Sementara itu perdebatan kecil terjadi. Mereka yang terlahir di dunia atas akan mendapatkan kebencian dari semua makhluk dunia bawah. Kejadian ratusan tahun yang lalu karena seorang anak yang terlahir di dunia atas dan juga kepergian Raja Veer yang memilih meninggalkan rakyatnya demi seorang wanita dunia atas membuat mereka semakin membenci makhluk yang berkaitan dengan dunia atas.
“Suruh dia kembali ke dunianya!”
“Turun!” teriak salah satu dari tamu undangan.
“Makhluk dunia atas tidak pantas menjadi raja kami!”
“Ya benar!” Serempak mereka membuat paduan suara menolak keberadaan Yuan.
Teriakan demi teriakan mulai riuh dan keributan pun terjadi. Semua orang menolak Yuan sebagai kandidat raja baru. Alasannya sangat jelas karena dia berasal dari dunia atas. Razen yang berusaha memberitahukan fakta tentang kekuatan Yuan tidak didengar sama sekali.
“Dengar, kalian lihatlah, aku dulu terkintaminasi hingga berubah menjadi monster, apa kalian lupa?!” teriak Razen. Suaranya mulai serak menyuarakan pendapatnya yang terus dibantah oleh yang lain.
“Cukup!” teriak Yuan. Dia turun dari podium dan berlari keluar. Dia sudah tahu akan ada penolakan, tetapi ternyata dirinya tidak cukup kuat menerima penolakan tersebut. Hari-hari di Silverstone tanpa sang kakak terbayang kembali. Negeri yang bahkan rakyatnya pun tidak mengenal dirinya.
Rafael mengejar Yuan. Berusaha meraih tangannya dan menghentikan pemuda berambut hitam itu.
“Yuan!”
“Cukup, paman, mereka tidak menyukaiku. Aku juga tidak ingin menjadi raja,” balas Yuan. Bulir bening mengalir dari sudut matanya tanpa perintah. Seketika dia seka dengan punggung tangannta.
Sementara itu Razen berlari dan berdiri di podium hingga semua suara berhenti. Tatapan mata para tamu undangan kini berpusat pada Razen.
“Pangeran Yuan merupakan harapan kita satu-satunya untuk mengembalikan kerajaan. Jika kalian memilih Tuan Leiz, lalu apa artinya singgasana di sana?” ucap Razen berapi-api dan menunjuk ke arah sebuah kursi singgasana yang hanya bisa diduduki oleh seorang raja.

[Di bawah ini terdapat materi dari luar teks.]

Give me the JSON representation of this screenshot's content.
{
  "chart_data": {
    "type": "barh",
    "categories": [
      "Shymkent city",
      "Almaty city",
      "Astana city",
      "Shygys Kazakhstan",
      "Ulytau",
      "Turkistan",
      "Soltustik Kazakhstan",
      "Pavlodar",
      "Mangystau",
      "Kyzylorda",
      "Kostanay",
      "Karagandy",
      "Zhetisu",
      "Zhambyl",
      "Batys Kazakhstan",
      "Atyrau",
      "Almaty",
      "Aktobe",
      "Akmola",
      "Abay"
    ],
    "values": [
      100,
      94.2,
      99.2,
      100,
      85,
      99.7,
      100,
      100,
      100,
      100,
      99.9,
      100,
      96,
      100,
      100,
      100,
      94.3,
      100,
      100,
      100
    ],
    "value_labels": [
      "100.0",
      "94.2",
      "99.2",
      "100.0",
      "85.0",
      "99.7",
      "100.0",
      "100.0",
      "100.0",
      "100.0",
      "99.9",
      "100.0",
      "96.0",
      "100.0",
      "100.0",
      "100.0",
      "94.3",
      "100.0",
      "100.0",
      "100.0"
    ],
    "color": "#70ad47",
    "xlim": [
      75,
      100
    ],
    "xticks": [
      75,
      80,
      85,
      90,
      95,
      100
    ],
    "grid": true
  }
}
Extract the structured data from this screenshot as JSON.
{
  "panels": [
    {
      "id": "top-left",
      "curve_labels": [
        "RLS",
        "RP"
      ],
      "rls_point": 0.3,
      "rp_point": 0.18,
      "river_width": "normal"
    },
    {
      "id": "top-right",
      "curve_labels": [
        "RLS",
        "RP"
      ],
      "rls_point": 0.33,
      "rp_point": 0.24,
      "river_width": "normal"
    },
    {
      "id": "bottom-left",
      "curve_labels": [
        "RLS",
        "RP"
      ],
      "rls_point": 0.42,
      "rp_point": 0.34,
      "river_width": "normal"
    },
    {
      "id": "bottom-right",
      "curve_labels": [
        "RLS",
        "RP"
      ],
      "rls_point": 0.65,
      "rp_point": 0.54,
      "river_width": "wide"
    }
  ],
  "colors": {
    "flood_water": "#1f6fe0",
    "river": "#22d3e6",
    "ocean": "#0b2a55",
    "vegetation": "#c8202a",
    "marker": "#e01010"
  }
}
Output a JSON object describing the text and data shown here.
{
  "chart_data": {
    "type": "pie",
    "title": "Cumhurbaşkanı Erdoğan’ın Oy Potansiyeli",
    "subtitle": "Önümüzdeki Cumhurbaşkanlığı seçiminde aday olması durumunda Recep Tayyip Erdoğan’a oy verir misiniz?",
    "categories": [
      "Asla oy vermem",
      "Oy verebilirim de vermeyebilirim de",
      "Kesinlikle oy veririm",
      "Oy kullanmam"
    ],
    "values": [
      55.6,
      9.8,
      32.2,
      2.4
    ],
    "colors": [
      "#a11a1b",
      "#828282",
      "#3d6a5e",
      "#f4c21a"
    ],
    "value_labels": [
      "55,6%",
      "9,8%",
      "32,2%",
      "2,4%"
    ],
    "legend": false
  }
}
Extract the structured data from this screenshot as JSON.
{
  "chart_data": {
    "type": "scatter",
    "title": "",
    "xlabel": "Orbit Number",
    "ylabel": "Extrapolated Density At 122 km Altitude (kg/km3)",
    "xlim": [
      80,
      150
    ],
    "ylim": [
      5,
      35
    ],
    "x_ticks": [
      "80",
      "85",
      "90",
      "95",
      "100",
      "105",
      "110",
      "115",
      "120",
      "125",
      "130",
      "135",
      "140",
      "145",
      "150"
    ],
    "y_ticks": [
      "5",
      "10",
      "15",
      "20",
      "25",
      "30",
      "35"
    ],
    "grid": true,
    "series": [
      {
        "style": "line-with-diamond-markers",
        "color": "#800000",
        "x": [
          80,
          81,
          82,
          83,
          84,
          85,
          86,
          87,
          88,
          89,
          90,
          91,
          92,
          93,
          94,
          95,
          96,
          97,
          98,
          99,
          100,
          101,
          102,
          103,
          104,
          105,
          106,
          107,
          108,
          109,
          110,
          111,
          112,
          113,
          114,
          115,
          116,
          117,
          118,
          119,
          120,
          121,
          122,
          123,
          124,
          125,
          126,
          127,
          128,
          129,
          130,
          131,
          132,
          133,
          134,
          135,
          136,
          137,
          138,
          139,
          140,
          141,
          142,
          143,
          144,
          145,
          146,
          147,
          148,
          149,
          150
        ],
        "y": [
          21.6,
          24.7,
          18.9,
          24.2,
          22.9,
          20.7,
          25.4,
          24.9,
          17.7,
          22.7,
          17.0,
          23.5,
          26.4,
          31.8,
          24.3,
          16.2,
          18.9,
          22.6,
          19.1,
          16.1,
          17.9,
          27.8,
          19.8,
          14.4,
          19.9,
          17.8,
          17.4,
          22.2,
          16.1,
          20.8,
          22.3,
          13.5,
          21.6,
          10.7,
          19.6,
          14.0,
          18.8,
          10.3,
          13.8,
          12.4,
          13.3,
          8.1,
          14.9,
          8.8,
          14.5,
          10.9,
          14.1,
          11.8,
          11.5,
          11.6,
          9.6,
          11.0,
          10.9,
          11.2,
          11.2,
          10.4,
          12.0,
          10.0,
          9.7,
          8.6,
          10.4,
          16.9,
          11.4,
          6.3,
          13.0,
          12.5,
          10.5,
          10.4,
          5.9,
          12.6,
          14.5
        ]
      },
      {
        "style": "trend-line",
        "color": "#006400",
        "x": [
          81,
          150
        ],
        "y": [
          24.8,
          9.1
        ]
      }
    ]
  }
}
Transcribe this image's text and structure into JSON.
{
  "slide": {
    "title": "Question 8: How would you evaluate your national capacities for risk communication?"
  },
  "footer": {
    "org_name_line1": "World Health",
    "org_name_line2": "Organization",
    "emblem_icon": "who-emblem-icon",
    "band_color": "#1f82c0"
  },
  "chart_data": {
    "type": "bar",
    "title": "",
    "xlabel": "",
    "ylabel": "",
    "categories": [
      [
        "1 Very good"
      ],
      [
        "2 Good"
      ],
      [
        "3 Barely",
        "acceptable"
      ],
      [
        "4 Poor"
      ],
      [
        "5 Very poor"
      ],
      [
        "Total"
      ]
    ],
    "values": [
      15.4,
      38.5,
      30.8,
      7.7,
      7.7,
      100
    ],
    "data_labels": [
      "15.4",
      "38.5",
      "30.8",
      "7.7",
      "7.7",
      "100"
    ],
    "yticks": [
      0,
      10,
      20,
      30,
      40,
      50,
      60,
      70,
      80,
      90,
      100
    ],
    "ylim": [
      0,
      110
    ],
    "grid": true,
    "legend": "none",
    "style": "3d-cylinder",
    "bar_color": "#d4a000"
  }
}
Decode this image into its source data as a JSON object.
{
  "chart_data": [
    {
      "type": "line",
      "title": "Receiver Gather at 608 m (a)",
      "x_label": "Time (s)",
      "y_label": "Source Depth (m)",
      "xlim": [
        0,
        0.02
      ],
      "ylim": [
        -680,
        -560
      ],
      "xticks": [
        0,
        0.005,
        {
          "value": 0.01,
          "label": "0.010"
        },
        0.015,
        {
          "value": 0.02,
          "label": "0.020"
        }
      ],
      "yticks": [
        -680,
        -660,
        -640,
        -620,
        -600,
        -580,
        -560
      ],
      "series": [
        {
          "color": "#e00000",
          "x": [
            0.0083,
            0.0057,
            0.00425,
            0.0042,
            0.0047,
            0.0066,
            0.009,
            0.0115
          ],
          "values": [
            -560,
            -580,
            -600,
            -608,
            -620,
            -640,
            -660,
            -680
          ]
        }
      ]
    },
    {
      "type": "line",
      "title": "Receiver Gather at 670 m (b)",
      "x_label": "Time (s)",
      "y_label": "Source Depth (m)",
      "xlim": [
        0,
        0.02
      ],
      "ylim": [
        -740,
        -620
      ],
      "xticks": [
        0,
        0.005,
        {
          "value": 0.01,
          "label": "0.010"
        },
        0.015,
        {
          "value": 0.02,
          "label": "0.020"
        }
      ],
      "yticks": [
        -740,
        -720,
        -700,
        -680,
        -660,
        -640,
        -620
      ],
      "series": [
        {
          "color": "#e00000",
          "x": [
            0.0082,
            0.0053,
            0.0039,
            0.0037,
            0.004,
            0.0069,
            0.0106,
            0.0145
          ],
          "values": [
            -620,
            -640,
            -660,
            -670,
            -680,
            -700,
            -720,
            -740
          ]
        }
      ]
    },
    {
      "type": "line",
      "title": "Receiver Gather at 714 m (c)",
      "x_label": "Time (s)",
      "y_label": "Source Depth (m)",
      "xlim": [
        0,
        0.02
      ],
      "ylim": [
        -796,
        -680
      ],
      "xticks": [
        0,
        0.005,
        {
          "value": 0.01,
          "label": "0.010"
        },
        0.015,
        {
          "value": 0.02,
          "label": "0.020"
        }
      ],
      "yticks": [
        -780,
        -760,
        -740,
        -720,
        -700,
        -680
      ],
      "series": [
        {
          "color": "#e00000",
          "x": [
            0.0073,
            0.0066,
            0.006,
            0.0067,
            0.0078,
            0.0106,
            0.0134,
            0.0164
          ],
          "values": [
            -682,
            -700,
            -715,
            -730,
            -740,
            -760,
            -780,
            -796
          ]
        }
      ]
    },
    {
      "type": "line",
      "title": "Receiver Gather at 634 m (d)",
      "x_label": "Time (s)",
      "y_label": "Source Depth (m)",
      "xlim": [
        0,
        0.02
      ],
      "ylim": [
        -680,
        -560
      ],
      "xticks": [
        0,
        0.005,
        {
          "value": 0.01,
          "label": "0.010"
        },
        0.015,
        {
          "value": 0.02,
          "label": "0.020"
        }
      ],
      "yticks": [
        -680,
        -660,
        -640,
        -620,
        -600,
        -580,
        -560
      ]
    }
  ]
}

“Kenapa kalian tidak meminta Tuan Leiz untuk duduk di sana dan membuktikan bahwa dia juga pantas!” seru Razen menatap Leiz dan mengibarkan bendera pertentangan di antara mereka.
Leiz Schwarz tersenyum dengan senang saat Razen mengatakan hal itu. Dia berjalan ke arah singgasana.
“Apa kau serius ingin aku membuktikannya? Aku juga memiliki kemampuan pemurnian setelah mengalahkan Raja Kegelapan dalam perang kemaren,” balas Leiz menantang ucapan Razen. Senyuman terkembang semakin lebar saat pengikut dan pendukungnya bersorak.
“Tuan Leiz buktikan bahwa Anda adalah raja yang tepat!”
Yuan sudah kembali ke Aula setelah dibujuk oleh Rafael, mereka berjalan mendekati Razen dan kini memperhatikan Leiz yang akan membuktikan dirinya pantas.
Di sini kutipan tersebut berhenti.